There are probably many reasons to send a letter to the FT. It would reflect what companies and other experts will have said to them privately many times over the last year. It would signal that the message has been heard and understood. And being the FT, surely the letter was also, in part, about investor confidence.
For the EMA, it’s fairly simple. If the UK creates its own regime for approving new medical treatments, healthcare companies will get new drugs approved in the EU or US first (and then the other market second), then Asia, and then, maybe 2-3 years down the line, the UK. We’re just not that big of a market on our own to go through a UK-specific approvals process at the outset.
Uncertainty about whether the UK will remain part of a leading approvals regime would raise questions about whether the UK is a good place to invest in new drugs or medical treatments destined for the global market.
A letter to the FT could be a good way to signal to global companies to “keep calm and invest on”.
- Let’s use our new found control to exert global influence
As the UK ‘takes back control’ the question that really matters is how we use that control. From a business perspective, the issue is how do we use this control to ensure UK businesses are able to create well-paid jobs, invest in innovation and compete globally.
As I said before, market access is based on conforming to local market rules. Globally, there are two big beasts when it comes to setting safety standards for the aerospace industry: EASA and the FAA. Eventually, China might compete, but right now, that’s it.
Divergence from either of these regimes is the fast track to economic irrelevance. Taking back control just to be globally irrelevant shouldn’t be the point of Brexit.

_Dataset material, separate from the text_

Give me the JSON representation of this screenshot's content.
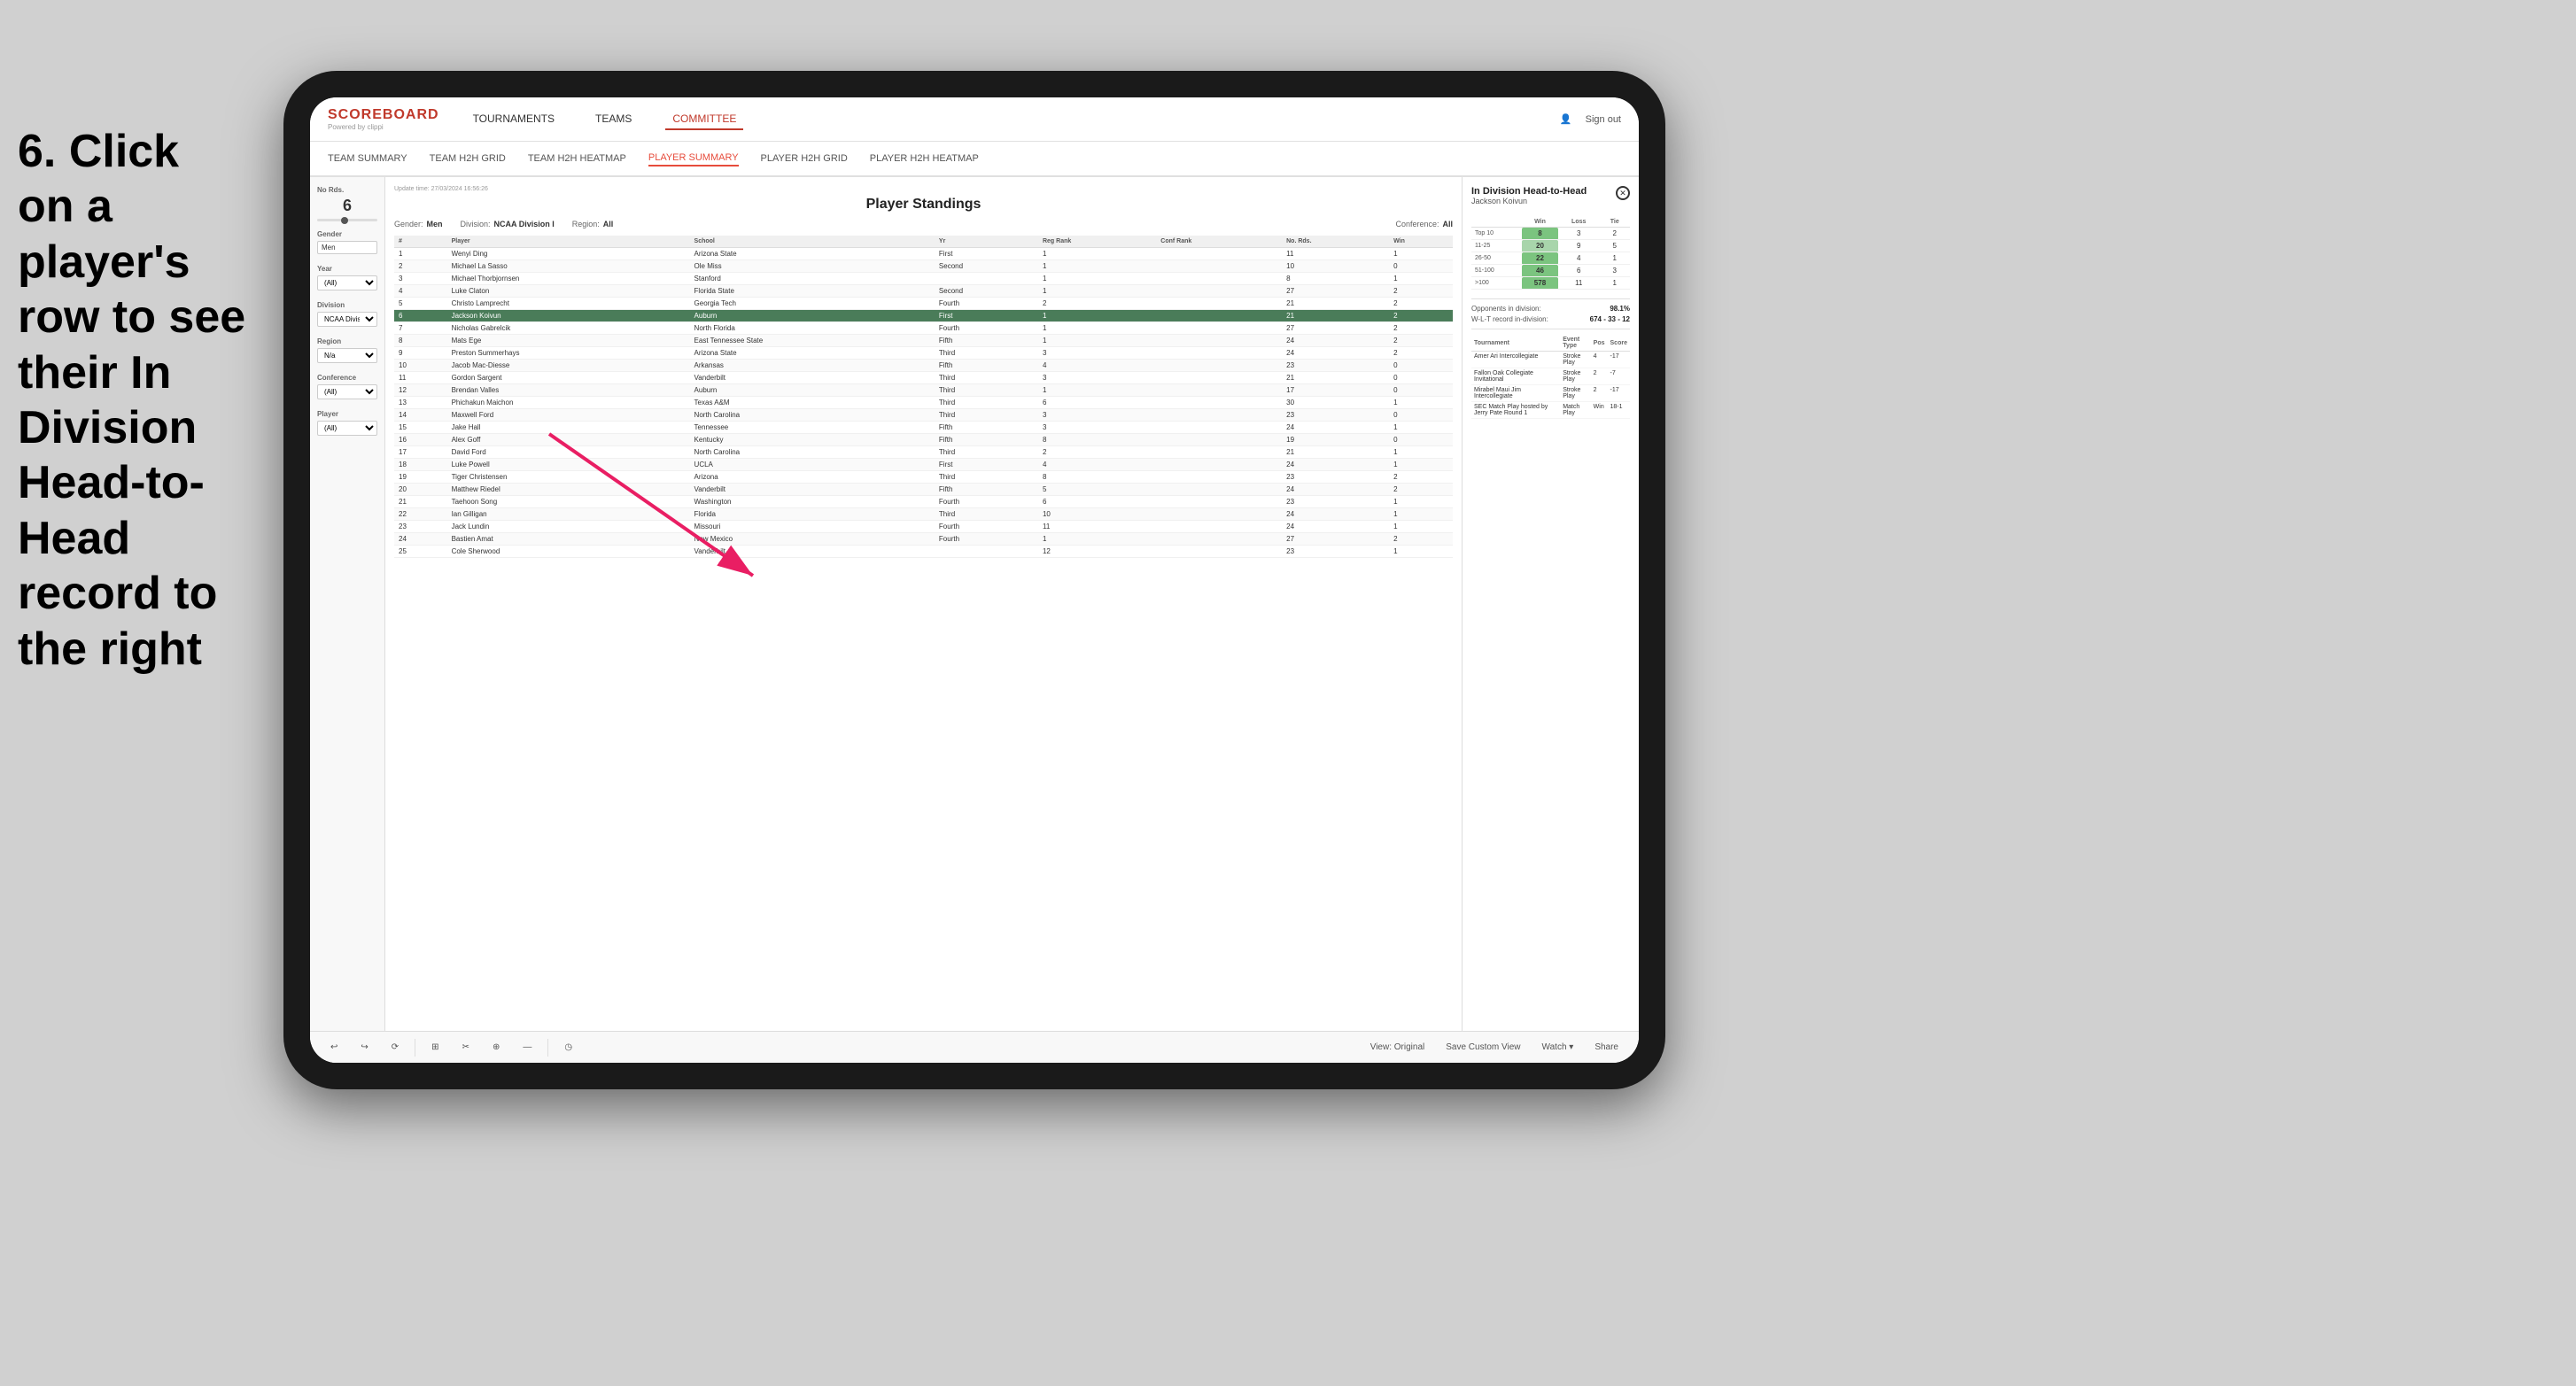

So, through Brexit, the UK has a choice: if we want are going to maintain our global market share, we need to ensure that global rules work for the UK.
We could stand up our own regulator with its own distinct regulations, but as our market is small, others wouldn’t follow and we would rapidly become irrelevant.
We could stand our own regulator to follow the EU or US rules, but we’d simply be cutting and pasting, with no control over have the rules develop to benefit UK companies.
Or we could stay in EASA and benefit from our ability to influence its policies to give UK companies a global advantage.
That is the political decision that keeps the UK in control of our own economic destiny, regardless of ECJ jurisdiction.
Brexit has given the UK control over decisions with complex consequences.
If taking back control was about political sovereignty, what better way in which to exercise our sovereignty than by choosing to participate in regulatory regimes that maximise our global influence?